1. Reinstate Glass-Steagel
2. Make it illegal to sell or purchase credit defualt swaps if the party purchasing them does not hold an interest in the asset that the CDS is written against.
3. Treat CDS's as insurance and anyone issuing them must follow insurance standards

That is all it would take to prevent a 2007 type financial meltdown.

H. Bruce Miller said...

"It is nice to see that you are taking the side of Wal-Mart."

Hey, even Wal-Mart needs a little love. ;^)

But seriously: At least Wal-Mart, for all its scurvy piratical practices, provides some value for the customer's money. Banks, as best I can figure them out, are in the business of charging people exorbitant fees for accessing their own money.

"[Banks] will move to replace the margin the cutbacks represent and they will reduce risk. One means an increase in non-transaction fees directly to the consumer. The other means not offering debit cards to as many people. A likely combinations is that for a fair number of people the only way they will get a debit card is to pay an annual fee. For others their free checking accounts will go away, it will now go back to being a charged for service."

Hey, isn't glorious free market competition supposed to prevent that? The invisible hand and all? I seem to remember quite a few years back there was a move by banks to charge depositors fees for using their (the banks') own ATMs. The public outcry shot that down pretty damn quick.

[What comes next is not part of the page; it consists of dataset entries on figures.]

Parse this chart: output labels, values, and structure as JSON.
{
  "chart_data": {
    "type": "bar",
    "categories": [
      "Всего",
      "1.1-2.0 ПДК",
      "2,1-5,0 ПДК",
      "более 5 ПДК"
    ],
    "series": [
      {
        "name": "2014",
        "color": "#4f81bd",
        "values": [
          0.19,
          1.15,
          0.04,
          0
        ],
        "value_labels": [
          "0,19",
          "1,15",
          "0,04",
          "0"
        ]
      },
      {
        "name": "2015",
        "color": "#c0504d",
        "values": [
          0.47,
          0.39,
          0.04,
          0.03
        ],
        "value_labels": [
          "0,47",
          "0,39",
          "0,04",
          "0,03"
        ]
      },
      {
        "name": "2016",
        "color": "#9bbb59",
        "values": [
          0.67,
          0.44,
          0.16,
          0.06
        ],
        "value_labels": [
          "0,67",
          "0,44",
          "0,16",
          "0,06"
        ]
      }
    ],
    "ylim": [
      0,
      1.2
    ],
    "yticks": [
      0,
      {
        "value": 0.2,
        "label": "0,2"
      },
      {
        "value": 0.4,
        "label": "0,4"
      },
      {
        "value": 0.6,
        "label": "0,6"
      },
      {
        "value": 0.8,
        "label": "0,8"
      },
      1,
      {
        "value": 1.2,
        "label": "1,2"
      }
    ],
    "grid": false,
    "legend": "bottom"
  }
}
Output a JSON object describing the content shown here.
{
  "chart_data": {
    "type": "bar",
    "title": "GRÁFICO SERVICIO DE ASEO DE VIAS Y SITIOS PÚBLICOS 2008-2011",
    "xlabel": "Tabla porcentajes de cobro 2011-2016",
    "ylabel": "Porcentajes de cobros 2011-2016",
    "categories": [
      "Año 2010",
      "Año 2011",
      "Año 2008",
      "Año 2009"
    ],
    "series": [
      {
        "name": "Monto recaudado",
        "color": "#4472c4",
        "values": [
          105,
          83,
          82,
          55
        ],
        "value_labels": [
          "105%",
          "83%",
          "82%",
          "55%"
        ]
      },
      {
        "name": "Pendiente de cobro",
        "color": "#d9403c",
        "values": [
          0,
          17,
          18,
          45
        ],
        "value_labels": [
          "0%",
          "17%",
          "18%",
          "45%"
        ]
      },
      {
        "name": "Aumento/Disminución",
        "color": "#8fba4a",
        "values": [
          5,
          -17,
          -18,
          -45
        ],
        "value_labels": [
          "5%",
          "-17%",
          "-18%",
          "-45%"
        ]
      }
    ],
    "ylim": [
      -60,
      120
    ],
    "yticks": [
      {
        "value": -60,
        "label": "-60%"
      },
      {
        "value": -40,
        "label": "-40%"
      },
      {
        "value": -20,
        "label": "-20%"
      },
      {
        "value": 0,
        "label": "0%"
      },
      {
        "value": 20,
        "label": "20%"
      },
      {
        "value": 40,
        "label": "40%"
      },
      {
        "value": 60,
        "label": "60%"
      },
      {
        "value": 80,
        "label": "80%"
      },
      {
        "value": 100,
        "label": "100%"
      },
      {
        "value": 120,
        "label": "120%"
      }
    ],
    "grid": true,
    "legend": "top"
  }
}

But if not -- fine, I'll draw my money out of my 0%-earning checking account and my near-0%-earning savings account, get myself a safe and put the cash into it. That's what people used to do, and they can do it again if the banks' fee gouging gets too outrageous. Debit cards are a convenience, not a necessity.

The way I see it, I'm doing the bank a favor by lending it money virtually interest-free, which it then lends out to others at double-digit rates. Will I be willing to continue this arrangement if the bank starts charging me a fee for the privilege of lending it money? We shall see.

H. Bruce Miller said...

"To clean up that would be very very simple from both a regulatory and execution point of view:

1. Reinstate Glass-Steagel
2. Make it illegal to sell or purchase credit defualt swaps if the party purchasing them does not hold an interest in the asset that the CDS is written against.
3. Treat CDS's as insurance and anyone issuing them must follow insurance standards"

In other words make investment banks act more like banks again instead of casinos. Hallelujah, I agree with RDC! I think this makes twice in five years.

Unfortunately these measures are anything but simple from the political point of view.

Leitmotiv said...

I'm sorry did I miss something? Who was trying to push legislation through Washington? Oh that's right, the big banks.

You can add all the fees you want to fight this horrible and unfair rise in fraud that you speak of. Or you could actually change your practices that lead to such things occurring.

Fees won't fix the problem. It will only make them reliant.

And by the way, complex derivatives continues to be a big problem, but I see you don't like to address that issue. That's where most of the money is going.